What I’ve learned from working for the most respected brands in the development sector is that change is hard, especially when it involves shifting power structures. Two key tenets of adaptive leadership are crucial to transformative change: take smart risks smartly—stay tethered to your vision and the changes that you want to see—and embrace disequilibrium.* Transformative change is born through discomfort. If the organization isn’t uncomfortable, it isn’t changing.
As humans, we are wired to do the opposite. Thus, it takes clear intention, a concerted effort, and a certain level of brazenness to truly “do development differently.” At Pathfinder, we are committed to doing just this. But it isn’t easy. While innovation is applauded in the programs we design and the proposals we submit, it is approached with caution in finance and operations given the nature of risk in these areas.
As Chief, Global Services, at Pathfinder, I work closely with the rest of the Leadership Team to support leaders across Grants and Contracts, Procurement and Administration, Information Technology, Global Security, Human Resources, and Safeguarding to make changes that empower our teams outside of the US. We work to ensure the teams in the countries where we have programs play a frontline role in managing their own operations, instead of answering to teams based in the US—as our sector has historically done. At Pathfinder, we refer to this model as our “country-led strategy.”

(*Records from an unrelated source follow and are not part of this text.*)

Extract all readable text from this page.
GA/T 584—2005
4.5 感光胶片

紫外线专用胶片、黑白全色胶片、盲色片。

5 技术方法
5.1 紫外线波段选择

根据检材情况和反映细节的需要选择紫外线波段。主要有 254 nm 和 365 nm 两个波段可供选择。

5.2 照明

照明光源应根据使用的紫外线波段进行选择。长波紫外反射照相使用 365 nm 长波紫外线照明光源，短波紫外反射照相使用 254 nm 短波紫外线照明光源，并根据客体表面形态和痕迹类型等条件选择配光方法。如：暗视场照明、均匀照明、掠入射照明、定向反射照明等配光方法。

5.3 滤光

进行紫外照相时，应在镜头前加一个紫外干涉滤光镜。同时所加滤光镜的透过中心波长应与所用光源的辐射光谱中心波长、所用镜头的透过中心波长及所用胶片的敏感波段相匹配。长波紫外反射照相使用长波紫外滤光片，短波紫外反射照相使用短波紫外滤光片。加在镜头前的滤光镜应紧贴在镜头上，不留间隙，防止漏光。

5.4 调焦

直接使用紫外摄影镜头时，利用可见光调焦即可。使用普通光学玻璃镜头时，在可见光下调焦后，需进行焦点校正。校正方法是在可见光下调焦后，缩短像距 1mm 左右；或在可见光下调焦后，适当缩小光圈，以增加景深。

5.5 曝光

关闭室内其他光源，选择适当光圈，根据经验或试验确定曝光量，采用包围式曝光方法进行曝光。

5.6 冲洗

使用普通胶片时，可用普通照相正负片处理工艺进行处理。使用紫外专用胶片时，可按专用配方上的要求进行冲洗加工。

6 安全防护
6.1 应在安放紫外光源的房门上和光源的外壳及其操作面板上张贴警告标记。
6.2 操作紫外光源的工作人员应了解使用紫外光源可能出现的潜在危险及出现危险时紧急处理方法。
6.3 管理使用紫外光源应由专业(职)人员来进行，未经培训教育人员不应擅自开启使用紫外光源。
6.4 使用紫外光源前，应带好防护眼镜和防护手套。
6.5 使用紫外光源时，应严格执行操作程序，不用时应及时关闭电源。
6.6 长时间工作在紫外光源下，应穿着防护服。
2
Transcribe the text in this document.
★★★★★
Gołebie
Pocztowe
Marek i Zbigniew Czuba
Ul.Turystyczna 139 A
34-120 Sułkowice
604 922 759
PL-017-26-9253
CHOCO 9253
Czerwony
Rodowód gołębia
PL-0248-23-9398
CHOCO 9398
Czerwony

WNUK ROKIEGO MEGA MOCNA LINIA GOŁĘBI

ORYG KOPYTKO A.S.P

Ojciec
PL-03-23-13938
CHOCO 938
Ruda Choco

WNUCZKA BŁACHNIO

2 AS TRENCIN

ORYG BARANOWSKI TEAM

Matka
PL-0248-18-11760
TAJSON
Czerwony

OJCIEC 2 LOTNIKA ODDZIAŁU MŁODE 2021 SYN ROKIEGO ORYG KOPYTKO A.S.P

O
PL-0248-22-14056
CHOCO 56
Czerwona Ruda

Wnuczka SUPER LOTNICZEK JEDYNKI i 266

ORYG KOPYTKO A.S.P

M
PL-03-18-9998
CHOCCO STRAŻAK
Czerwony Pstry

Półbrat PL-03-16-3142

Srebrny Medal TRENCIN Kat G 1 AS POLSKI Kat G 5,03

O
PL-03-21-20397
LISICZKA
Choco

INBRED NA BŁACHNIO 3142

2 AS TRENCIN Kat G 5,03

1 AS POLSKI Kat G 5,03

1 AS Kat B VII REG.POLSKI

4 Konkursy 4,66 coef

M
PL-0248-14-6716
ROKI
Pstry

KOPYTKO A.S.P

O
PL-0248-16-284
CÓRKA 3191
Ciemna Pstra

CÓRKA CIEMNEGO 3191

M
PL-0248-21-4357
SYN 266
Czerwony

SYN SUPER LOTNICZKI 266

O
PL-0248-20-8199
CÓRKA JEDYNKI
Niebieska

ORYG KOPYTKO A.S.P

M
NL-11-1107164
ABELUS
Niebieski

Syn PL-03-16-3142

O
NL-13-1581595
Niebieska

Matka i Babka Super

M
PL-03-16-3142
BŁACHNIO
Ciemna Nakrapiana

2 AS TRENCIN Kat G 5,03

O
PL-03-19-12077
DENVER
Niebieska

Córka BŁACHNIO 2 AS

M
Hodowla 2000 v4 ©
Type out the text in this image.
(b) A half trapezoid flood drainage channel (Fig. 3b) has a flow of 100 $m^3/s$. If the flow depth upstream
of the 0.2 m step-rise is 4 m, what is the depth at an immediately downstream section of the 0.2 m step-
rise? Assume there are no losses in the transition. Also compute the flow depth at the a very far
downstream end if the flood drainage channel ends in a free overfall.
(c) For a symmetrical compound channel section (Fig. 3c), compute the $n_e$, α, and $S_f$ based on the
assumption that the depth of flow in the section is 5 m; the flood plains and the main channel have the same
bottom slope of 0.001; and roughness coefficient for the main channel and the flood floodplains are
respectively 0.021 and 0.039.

Fully implementing our country-led strategy means taking smart risks every day. This past year, for example, we changed our annual planning and budgeting process to make sure our country teams are in the lead. We called on them to articulate their vision, strategy, and goals so that the rest of us could align ourselves with their priorities and ensure their success. In the past, the process ran in reverse, with countries’ plans and budgets based on global priorities, and teams in the US driving organizational strategy.
From the new annual planning and budgeting process, we had to ask ourselves:
- How do we shift our indirect resources to ensure investment in our country teams?
- How do we leverage the immense talent across the 16 countries where we have offices, and how do we recruit more positions that work globally and regionally in our countries of operation?
- How do we shift authority and accountability for our finance and operations functions to our Country Directors, rolling up under our Presidents in Africa and South Asia, while ensuring clear standards, controls, and best-in-class services?
These questions drive us every day. They energize us. And they drain us. Change is hard, and it is messy. Yet we know that we need to push ourselves in taking smart risks smartly and embracing disequilibrium. After all, we are Pathfinders.